Bjoern,
I and some others like Keith Miller on this list study fossils and I
would love to comment on your questions (they are good). However, I
NEVER am able to write a post without a lot of thought an time.
Especially because sometimes my perspective differs a bit from some on
this list. And right now is not a good time to take that sort of time
since I am grading long essay questions from the end of the semester.
However, if you look at the archives at
http://www.calvin.edu/cgi-bin/archive and search for fossil or perhaps
fossils, you will find a lot of interesting posts. They may give you
something to react to.
But let me save my comments for a quick reaction to something that
George said.
> --- george murphy <gmurphy@raex.com> wrote:
>
> The
> > previous paragraph is
> > then inapplicable, but I would add that it is at
> > least as important,
> > especially if arguments about design & evolution are
> > major parts of the
> > discussion, that the teachers have expertise in
> > science as in
> > philosophy.
>
To which Bjoern responded.
> Perhaps this is the real problem here, they aren't
> scientists.
I agree with George that is very helpful to know something about the
subject matter you are talking about. But I would respectfully disagree
that you have to be a scientists to comment on evolution. Yes you
should at least have read good secondary sources - but today's
scholarship is so specialized that very few broadly trained scholars
exist. The best you can expect is for someone to be trained in one
aspect that he is talking about and read good secondary sources. To his
credit Phil Johnson did do that originally. Some of the other ID folks
like Dembski and Behe restrict their argument to the areas they are in
and don't bother to cite secondary sources on evolutionary theory or
worse simply cite other ID folks.
But many of the ID folks are good scientists with established records of
doing good science. (e.g.
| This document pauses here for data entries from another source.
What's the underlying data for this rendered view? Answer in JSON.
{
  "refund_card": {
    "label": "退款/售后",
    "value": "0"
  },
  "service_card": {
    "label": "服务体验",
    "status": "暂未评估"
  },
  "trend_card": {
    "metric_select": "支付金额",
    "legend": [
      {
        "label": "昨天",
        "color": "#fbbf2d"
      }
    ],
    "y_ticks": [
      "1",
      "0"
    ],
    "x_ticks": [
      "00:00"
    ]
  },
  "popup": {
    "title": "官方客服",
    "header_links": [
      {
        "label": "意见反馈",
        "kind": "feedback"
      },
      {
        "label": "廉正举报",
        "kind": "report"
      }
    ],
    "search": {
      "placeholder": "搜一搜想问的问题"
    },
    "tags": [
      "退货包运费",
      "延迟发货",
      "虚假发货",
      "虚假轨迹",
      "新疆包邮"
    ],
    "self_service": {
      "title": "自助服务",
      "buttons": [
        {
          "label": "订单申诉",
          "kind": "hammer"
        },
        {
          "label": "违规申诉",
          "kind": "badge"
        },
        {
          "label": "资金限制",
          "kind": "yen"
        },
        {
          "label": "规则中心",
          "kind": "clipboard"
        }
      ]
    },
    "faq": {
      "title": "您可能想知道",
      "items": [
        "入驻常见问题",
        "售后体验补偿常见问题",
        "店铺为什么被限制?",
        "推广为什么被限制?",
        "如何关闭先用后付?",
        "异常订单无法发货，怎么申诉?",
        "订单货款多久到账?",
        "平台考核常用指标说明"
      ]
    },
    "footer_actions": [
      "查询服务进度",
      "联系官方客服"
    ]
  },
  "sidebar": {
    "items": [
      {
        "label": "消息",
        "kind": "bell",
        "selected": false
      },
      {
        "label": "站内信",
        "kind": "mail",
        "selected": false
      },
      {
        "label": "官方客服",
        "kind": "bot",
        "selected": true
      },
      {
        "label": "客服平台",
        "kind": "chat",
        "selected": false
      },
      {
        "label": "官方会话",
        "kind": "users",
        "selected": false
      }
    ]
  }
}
Behe in biochemistry and Dembski in
mathematics and philosophy). The fact that they can speak as
established scientists does do a lot for their influence. The fact that
they generally think the neoDarwinian synthesis is flawed probably is
also important in giving them an audience among evangelical seminaries
and churches in a way that ASA can not because it may be perceived
(rightly or wrongly) as compromising too much with a secularizing
neoDarwinian philosophy. But yes I think it is critical for the ASA to
have more dialog with lay evangelicals.